I would like to add the sample size of the respective group at the top of my box plot (i.e. sample size in toddler boys). The photo attached shows one of my bar graphs.
my code to create the bar graph:
graph box igg1ugml_log10, over(female_sex) over(age_groups) ///
bar(samplesize) graphregion(color(white)) ///
title(Anti-EPEC IgG1 (ug/ml) in boys and girls) asyvars ///
ylabel(2.69897 "500" 3 "1,000" 3.3 "2000" 3.69 "5000" 3.95 "9000")

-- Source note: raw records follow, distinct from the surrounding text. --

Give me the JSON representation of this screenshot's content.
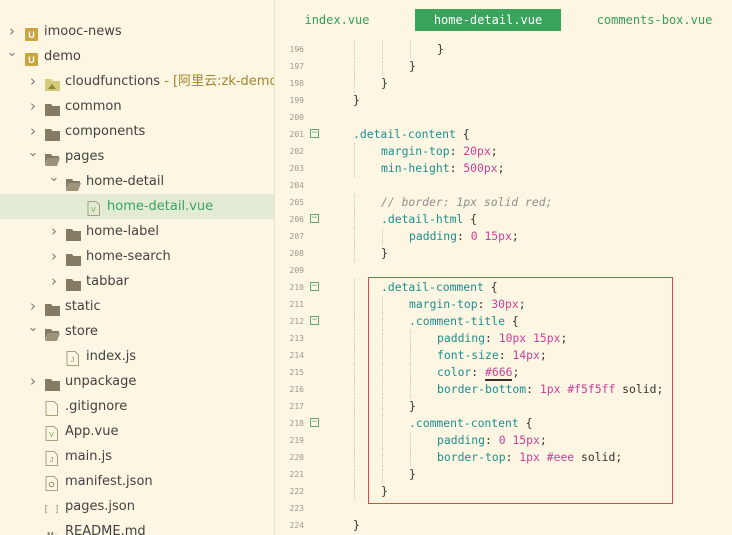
{
  "sidebar": {
    "items": [
      {
        "label": "imooc-news",
        "suffix": "",
        "icon": "project-icon",
        "arrow": "right",
        "depth": 0,
        "selected": false
      },
      {
        "label": "demo",
        "suffix": "",
        "icon": "project-icon",
        "arrow": "down",
        "depth": 0,
        "selected": false
      },
      {
        "label": "cloudfunctions",
        "suffix": " - [阿里云:zk-demo]",
        "icon": "cloud-folder-icon",
        "arrow": "right",
        "depth": 1,
        "selected": false
      },
      {
        "label": "common",
        "suffix": "",
        "icon": "folder-icon",
        "arrow": "right",
        "depth": 1,
        "selected": false
      },
      {
        "label": "components",
        "suffix": "",
        "icon": "folder-icon",
        "arrow": "right",
        "depth": 1,
        "selected": false
      },
      {
        "label": "pages",
        "suffix": "",
        "icon": "folder-open-icon",
        "arrow": "down",
        "depth": 1,
        "selected": false
      },
      {
        "label": "home-detail",
        "suffix": "",
        "icon": "folder-open-icon",
        "arrow": "down",
        "depth": 2,
        "selected": false
      },
      {
        "label": "home-detail.vue",
        "suffix": "",
        "icon": "vue-file-icon",
        "arrow": "",
        "depth": 3,
        "selected": true
      },
      {
        "label": "home-label",
        "suffix": "",
        "icon": "folder-icon",
        "arrow": "right",
        "depth": 2,
        "selected": false
      },
      {
        "label": "home-search",
        "suffix": "",
        "icon": "folder-icon",
        "arrow": "right",
        "depth": 2,
        "selected": false
      },
      {
        "label": "tabbar",
        "suffix": "",
        "icon": "folder-icon",
        "arrow": "right",
        "depth": 2,
        "selected": false
      },
      {
        "label": "static",
        "suffix": "",
        "icon": "folder-icon",
        "arrow": "right",
        "depth": 1,
        "selected": false
      },
      {
        "label": "store",
        "suffix": "",
        "icon": "folder-open-icon",
        "arrow": "down",
        "depth": 1,
        "selected": false
      },
      {
        "label": "index.js",
        "suffix": "",
        "icon": "js-file-icon",
        "arrow": "",
        "depth": 2,
        "selected": false
      },
      {
        "label": "unpackage",
        "suffix": "",
        "icon": "folder-icon",
        "arrow": "right",
        "depth": 1,
        "selected": false
      },
      {
        "label": ".gitignore",
        "suffix": "",
        "icon": "file-icon",
        "arrow": "",
        "depth": 1,
        "selected": false
      },
      {
        "label": "App.vue",
        "suffix": "",
        "icon": "vue-file-icon",
        "arrow": "",
        "depth": 1,
        "selected": false
      },
      {
        "label": "main.js",
        "suffix": "",
        "icon": "js-file-icon",
        "arrow": "",
        "depth": 1,
        "selected": false
      },
      {
        "label": "manifest.json",
        "suffix": "",
        "icon": "config-file-icon",
        "arrow": "",
        "depth": 1,
        "selected": false
      },
      {
        "label": "pages.json",
        "suffix": "",
        "icon": "json-file-icon",
        "arrow": "",
        "depth": 1,
        "selected": false
      },
      {
        "label": "README.md",
        "suffix": "",
        "icon": "md-file-icon",
        "arrow": "",
        "depth": 1,
        "selected": false
      }
    ]
  },
  "tabs": [
    {
      "label": "index.vue",
      "active": false
    },
    {
      "label": "home-detail.vue",
      "active": true
    },
    {
      "label": "comments-box.vue",
      "active": false
    }
  ],
  "editor": {
    "lines": [
      {
        "num": "196",
        "fold": false,
        "indent": 4,
        "tokens": [
          [
            "punct",
            "}"
          ]
        ]
      },
      {
        "num": "197",
        "fold": false,
        "indent": 3,
        "tokens": [
          [
            "punct",
            "}"
          ]
        ]
      },
      {
        "num": "198",
        "fold": false,
        "indent": 2,
        "tokens": [
          [
            "punct",
            "}"
          ]
        ]
      },
      {
        "num": "199",
        "fold": false,
        "indent": 1,
        "tokens": [
          [
            "punct",
            "}"
          ]
        ]
      },
      {
        "num": "200",
        "fold": false,
        "indent": 0,
        "tokens": []
      },
      {
        "num": "201",
        "fold": true,
        "indent": 1,
        "tokens": [
          [
            "sel",
            ".detail-content"
          ],
          [
            "punct",
            " {"
          ]
        ]
      },
      {
        "num": "202",
        "fold": false,
        "indent": 2,
        "tokens": [
          [
            "prop",
            "margin-top"
          ],
          [
            "punct",
            ": "
          ],
          [
            "num",
            "20"
          ],
          [
            "unit",
            "px"
          ],
          [
            "punct",
            ";"
          ]
        ]
      },
      {
        "num": "203",
        "fold": false,
        "indent": 2,
        "tokens": [
          [
            "prop",
            "min-height"
          ],
          [
            "punct",
            ": "
          ],
          [
            "num",
            "500"
          ],
          [
            "unit",
            "px"
          ],
          [
            "punct",
            ";"
          ]
        ]
      },
      {
        "num": "204",
        "fold": false,
        "indent": 0,
        "tokens": []
      },
      {
        "num": "205",
        "fold": false,
        "indent": 2,
        "tokens": [
          [
            "comment",
            "// border: 1px solid red;"
          ]
        ]
      },
      {
        "num": "206",
        "fold": true,
        "indent": 2,
        "tokens": [
          [
            "sel",
            ".detail-html"
          ],
          [
            "punct",
            " {"
          ]
        ]
      },
      {
        "num": "207",
        "fold": false,
        "indent": 3,
        "tokens": [
          [
            "prop",
            "padding"
          ],
          [
            "punct",
            ": "
          ],
          [
            "num",
            "0 15"
          ],
          [
            "unit",
            "px"
          ],
          [
            "punct",
            ";"
          ]
        ]
      },
      {
        "num": "208",
        "fold": false,
        "indent": 2,
        "tokens": [
          [
            "punct",
            "}"
          ]
        ]
      },
      {
        "num": "209",
        "fold": false,
        "indent": 0,
        "tokens": []
      },
      {
        "num": "210",
        "fold": true,
        "indent": 2,
        "tokens": [
          [
            "sel",
            ".detail-comment"
          ],
          [
            "punct",
            " {"
          ]
        ]
      },
      {
        "num": "211",
        "fold": false,
        "indent": 3,
        "tokens": [
          [
            "prop",
            "margin-top"
          ],
          [
            "punct",
            ": "
          ],
          [
            "num",
            "30"
          ],
          [
            "unit",
            "px"
          ],
          [
            "punct",
            ";"
          ]
        ]
      },
      {
        "num": "212",
        "fold": true,
        "indent": 3,
        "tokens": [
          [
            "sel",
            ".comment-title"
          ],
          [
            "punct",
            " {"
          ]
        ]
      },
      {
        "num": "213",
        "fold": false,
        "indent": 4,
        "tokens": [
          [
            "prop",
            "padding"
          ],
          [
            "punct",
            ": "
          ],
          [
            "num",
            "10"
          ],
          [
            "unit",
            "px "
          ],
          [
            "num",
            "15"
          ],
          [
            "unit",
            "px"
          ],
          [
            "punct",
            ";"
          ]
        ]
      },
      {
        "num": "214",
        "fold": false,
        "indent": 4,
        "tokens": [
          [
            "prop",
            "font-size"
          ],
          [
            "punct",
            ": "
          ],
          [
            "num",
            "14"
          ],
          [
            "unit",
            "px"
          ],
          [
            "punct",
            ";"
          ]
        ]
      },
      {
        "num": "215",
        "fold": false,
        "indent": 4,
        "tokens": [
          [
            "prop",
            "color"
          ],
          [
            "punct",
            ": "
          ],
          [
            "hexul",
            "#666"
          ],
          [
            "punct",
            ";"
          ]
        ]
      },
      {
        "num": "216",
        "fold": false,
        "indent": 4,
        "tokens": [
          [
            "prop",
            "border-bottom"
          ],
          [
            "punct",
            ": "
          ],
          [
            "num",
            "1"
          ],
          [
            "unit",
            "px "
          ],
          [
            "hex",
            "#f5f5ff"
          ],
          [
            "val",
            " solid"
          ],
          [
            "punct",
            ";"
          ]
        ]
      },
      {
        "num": "217",
        "fold": false,
        "indent": 3,
        "tokens": [
          [
            "punct",
            "}"
          ]
        ]
      },
      {
        "num": "218",
        "fold": true,
        "indent": 3,
        "tokens": [
          [
            "sel",
            ".comment-content"
          ],
          [
            "punct",
            " {"
          ]
        ]
      },
      {
        "num": "219",
        "fold": false,
        "indent": 4,
        "tokens": [
          [
            "prop",
            "padding"
          ],
          [
            "punct",
            ": "
          ],
          [
            "num",
            "0 15"
          ],
          [
            "unit",
            "px"
          ],
          [
            "punct",
            ";"
          ]
        ]
      },
      {
        "num": "220",
        "fold": false,
        "indent": 4,
        "tokens": [
          [
            "prop",
            "border-top"
          ],
          [
            "punct",
            ": "
          ],
          [
            "num",
            "1"
          ],
          [
            "unit",
            "px "
          ],
          [
            "hex",
            "#eee"
          ],
          [
            "val",
            " solid"
          ],
          [
            "punct",
            ";"
          ]
        ]
      },
      {
        "num": "221",
        "fold": false,
        "indent": 3,
        "tokens": [
          [
            "punct",
            "}"
          ]
        ]
      },
      {
        "num": "222",
        "fold": false,
        "indent": 2,
        "tokens": [
          [
            "punct",
            "}"
          ]
        ]
      },
      {
        "num": "223",
        "fold": false,
        "indent": 0,
        "tokens": []
      },
      {
        "num": "224",
        "fold": false,
        "indent": 1,
        "tokens": [
          [
            "punct",
            "}"
          ]
        ]
      }
    ]
  },
  "colors": {
    "accent": "#3aa45c",
    "background": "#fdf6e3",
    "highlight_box": "#d94a4a"
  }
}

For adding text to graph box
, use the documented text()
option. Here is a reproducible example. Other than using the Graph Editor, I don't have any recipe for working out text position other than fiddling towards what looks good enough.
sysuse auto, clear
gen logprice = log10(price)
ssc install mylabels
su price
mylabels 3000(2000)15000, myscale(log10(@)) local(yla)
graph box logprice, over(foreign) yla(`yla', ang(h)) ///
text(4.25 21.2 "{it:n} = 52") text(4.25 79.8 "{it:n} = 22") ///
ysc(r(. 4.3)) scheme(s1color) ytitle(Price (USD))
Note. To show the mu of microgram properly, see help graph text
in Stata and search for Greek letters.
EDIT
stripplot
from SSC can produce box plots too, although both its defaults and its possibilities differ from graph box
. Here is a reproducible example.
sysuse auto, clear
egen count = count(mpg), by(rep78)
gen where = 10.5
stripplot mpg , box vertical ms(none) pctile(5) over(rep78) ///
yla(12 41 15(5)40, ang(h)) ///
addplot(scatter where rep78, mla(count) ms(none) mlabpos(0) ///
mlabsize(medsmall)) scheme(s1color)
Again, although this is reproducible code, the choice of 10.5 results from play with other values not shown here. You could try to automate a choice with a calculation based on the sample maximum and minimum and, naturally, your preference for where it should be. If you were producing dozens of these, that would be a good idea. For a single plot for a paper or presentation, I would just play.